Although bortezomib down-regulates anti-apoptotic proteins such as Bcl-2 [80], Mcl-1 [79,81] and XIAP [75], it also potentiates pro-apoptotic proteins to help mediate its effects. The simultaneous up-regulation of NOXA, with bortezomib treatment, and the down-regulation of Mcl-1, with small interfering RNA (siRNA), enhances melanoma killing [81]. When NOXA was disrupted through RNA interference (RNAi) apoptosis was reduced by 30-50% in melanomas [82]. NOXA up-regulation was also found to occur in both in vitro and in vivo studies after bortezomib treatment [83]. Furthermore, another study using a genome wide siRNA of three cancer cell lines, including melanoma, identified 39 proteins important in bortezomib-induced cell death, one of which was NOXA [84]. Bim, another pro-apoptotic protein, has been singled out as a target for proteasome degradation. Treatment with bortezomib leads to the induction of NOXA production causing the dissociation of Bim from Mcl-1. This causes activation of other pro-apoptotic proteins eventually leading to cell death [85]. In murine B16 melanoma cells, TGF-β inducible early gene (TIEG1) was significantly up-regulated by bortezomib, as were the levels of Bax and Bim.

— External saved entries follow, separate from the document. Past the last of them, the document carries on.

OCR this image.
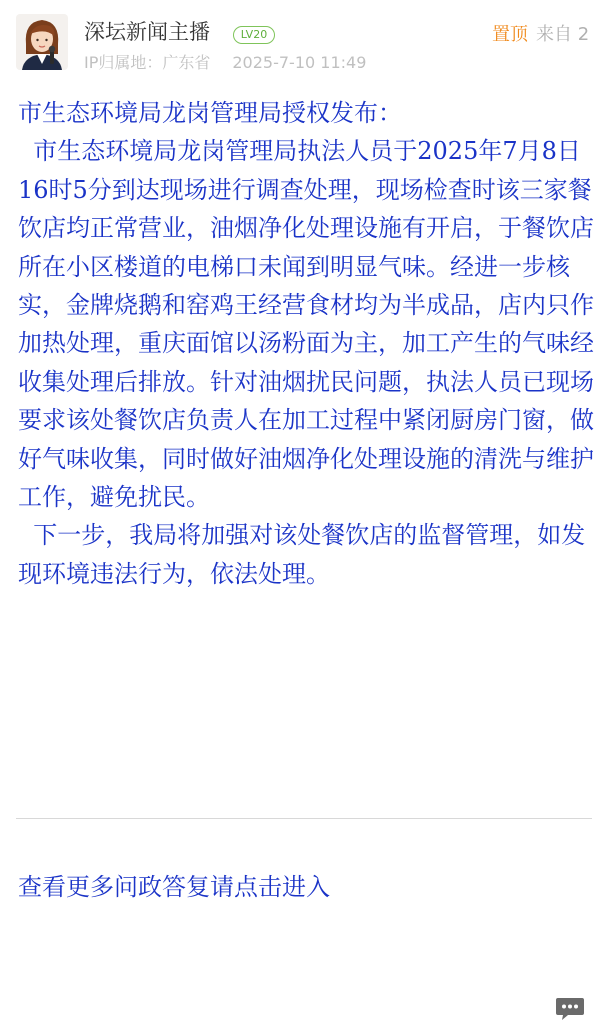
深坛新闻主播	LV20
IP归属地：广东省 2025-7-10 11:49
置顶 来自 2

市生态环境局龙岗管理局授权发布：

市生态环境局龙岗管理局执法人员于2025年7月8日16时5分到达现场进行调查处理，现场检查时该三家餐饮店均正常营业，油烟净化处理设施有开启，于餐饮店所在小区楼道的电梯口未闻到明显气味。经进一步核实，金牌烧鹅和窑鸡王经营食材均为半成品，店内只作加热处理，重庆面馆以汤粉面为主，加工产生的气味经收集处理后排放。针对油烟扰民问题，执法人员已现场要求该处餐饮店负责人在加工过程中紧闭厨房门窗，做好气味收集，同时做好油烟净化处理设施的清洗与维护工作，避免扰民。

下一步，我局将加强对该处餐饮店的监督管理，如发现环境违法行为，依法处理。

查看更多问政答复请点击进入
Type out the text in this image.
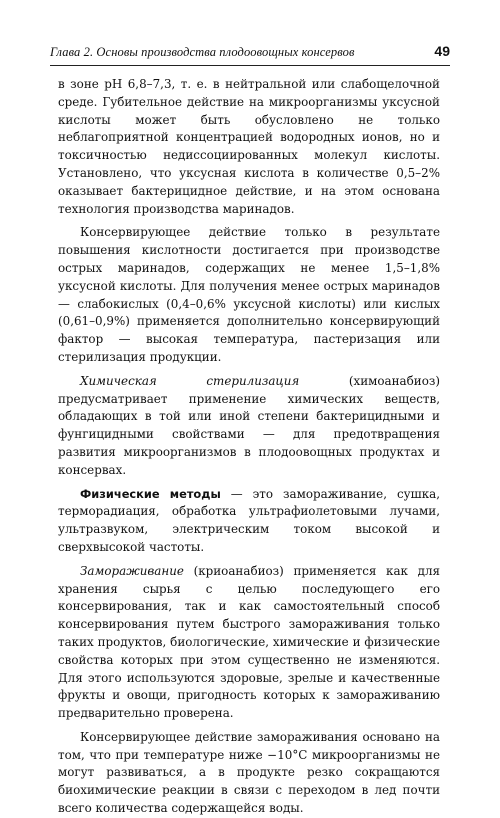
Глава 2. Основы производства плодоовощных консервов	49

в зоне pH 6,8–7,3, т. е. в нейтральной или слабощелочной среде. Губительное действие на микроорганизмы уксусной кислоты может быть обусловлено не только неблагоприятной концентрацией водородных ионов, но и токсичностью недиссоциированных молекул кислоты. Установлено, что уксусная кислота в количестве 0,5–2% оказывает бактерицидное действие, и на этом основана технология производства маринадов.

Консервирующее действие только в результате повышения кислотности достигается при производстве острых маринадов, содержащих не менее 1,5–1,8% уксусной кислоты. Для получения менее острых маринадов — слабокислых (0,4–0,6% уксусной кислоты) или кислых (0,61–0,9%) применяется дополнительно консервирующий фактор — высокая температура, пастеризация или стерилизация продукции.

Химическая стерилизация (химоанабиоз) предусматривает применение химических веществ, обладающих в той или иной степени бактерицидными и фунгицидными свойствами — для предотвращения развития микроорганизмов в плодоовощных продуктах и консервах.

Физические методы — это замораживание, сушка, терморадиация, обработка ультрафиолетовыми лучами, ультразвуком, электрическим током высокой и сверхвысокой частоты.

Замораживание (криоанабиоз) применяется как для хранения сырья с целью последующего его консервирования, так и как самостоятельный способ консервирования путем быстрого замораживания только таких продуктов, биологические, химические и физические свойства которых при этом существенно не изменяются. Для этого используются здоровые, зрелые и качественные фрукты и овощи, пригодность которых к замораживанию предварительно проверена.

Консервирующее действие замораживания основано на том, что при температуре ниже −10°С микроорганизмы не могут развиваться, а в продукте резко сокращаются биохимические реакции в связи с переходом в лед почти всего количества содержащейся воды.
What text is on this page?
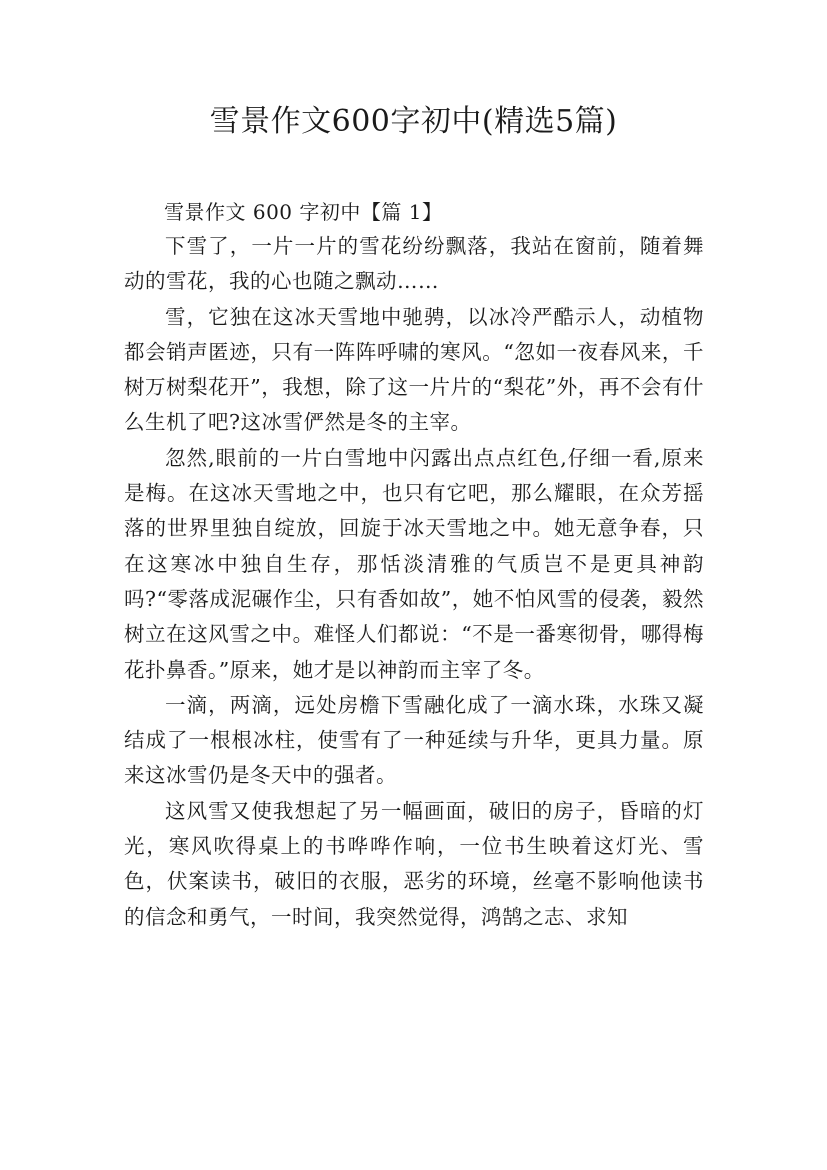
雪景作文600字初中(精选5篇)

雪景作文 600 字初中【篇 1】

下雪了，一片一片的雪花纷纷飘落，我站在窗前，随着舞动的雪花，我的心也随之飘动……

雪，它独在这冰天雪地中驰骋，以冰冷严酷示人，动植物都会销声匿迹，只有一阵阵呼啸的寒风。“忽如一夜春风来，千树万树梨花开”，我想，除了这一片片的“梨花”外，再不会有什么生机了吧?这冰雪俨然是冬的主宰。

忽然,眼前的一片白雪地中闪露出点点红色,仔细一看,原来是梅。在这冰天雪地之中，也只有它吧，那么耀眼，在众芳摇落的世界里独自绽放，回旋于冰天雪地之中。她无意争春，只在这寒冰中独自生存，那恬淡清雅的气质岂不是更具神韵吗?“零落成泥碾作尘，只有香如故”，她不怕风雪的侵袭，毅然树立在这风雪之中。难怪人们都说：“不是一番寒彻骨，哪得梅花扑鼻香。”原来，她才是以神韵而主宰了冬。

一滴，两滴，远处房檐下雪融化成了一滴水珠，水珠又凝结成了一根根冰柱，使雪有了一种延续与升华，更具力量。原来这冰雪仍是冬天中的强者。

这风雪又使我想起了另一幅画面，破旧的房子，昏暗的灯光，寒风吹得桌上的书哗哗作响，一位书生映着这灯光、雪色，伏案读书，破旧的衣服，恶劣的环境，丝毫不影响他读书的信念和勇气，一时间，我突然觉得，鸿鹄之志、求知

The levels of cytochrome c and caspase-3 activation also increased due to mitochondrial collapse associated with intrinsic apoptotic pathway [86]. Again using murine B16 melanoma cells, bortezomib treatment inhibited NF-κB and significantly reduced tumor size. Furthermore, combination treatment with temozolomide induced CR in mice which lasted more than 200 days [15].

As previously mentioned, bortezomib is not always sufficient to induce apoptosis in melanoma cells as it can ineffectively down-regulate Bcl-2, BCI-x_L and Mcl-1 and at times even up-regulate anti-apoptotic factors [81]. Bortezomib in combination with INF-α [79], IL-29 [87], dexa-methasone [88] or fenretinide [89], resulted in increased melanoma cell death compared to monotherapy with bortezomib. Bortezomib, although a very promising cancer therapeutic, clearly works most effectively in combination with other therapeutic agents.

Conclusion

Proteasome inhibition is a distinctive and novel therapy against many cancers and causes a reversal in cancer phenotypes including an increase in apoptosis, decrease in cellular growth, and sensitization to CTL lysis. Bortezomib has been the first and most widely used proteasome inhibitor but its efficacy is limited when used as a single agent. However, combined with other therapeutic agent, its efficacy increases. Clinical studies attempting to determine the effect of bortezomib against melanoma have not yet observed a major response to bortezomib in patients, as one study found only 22% of patients that achieved stable disease [90] when treated with bortezomib, indicating a need to discover the most effective dose while also limiting toxicities in patients. Toxicities such as diarrhea, fatigue and thrombocytopenia have been observed in lymphoma patients treated with bortezomib [91] while side effects of erythematous plaques, purpuric eruptions, folliculitis, Sweet's syndrome and leukocytoclastic vasculitis have been observed in dermatologic diseases treated with bortezomib [92]. Bortezomib resistance in tumors has also been observed as an emerging challenge to cancer therapy [42,93], which makes understanding the precise mechanism of bortezomib vital. Furthermore, the discovery of other molecular participants in its inhibitory pathway, while combining other anti-cancer treatments and focusing on the development of more effective proteasome inhibitors, is an essential step to the successful treatment of cancer.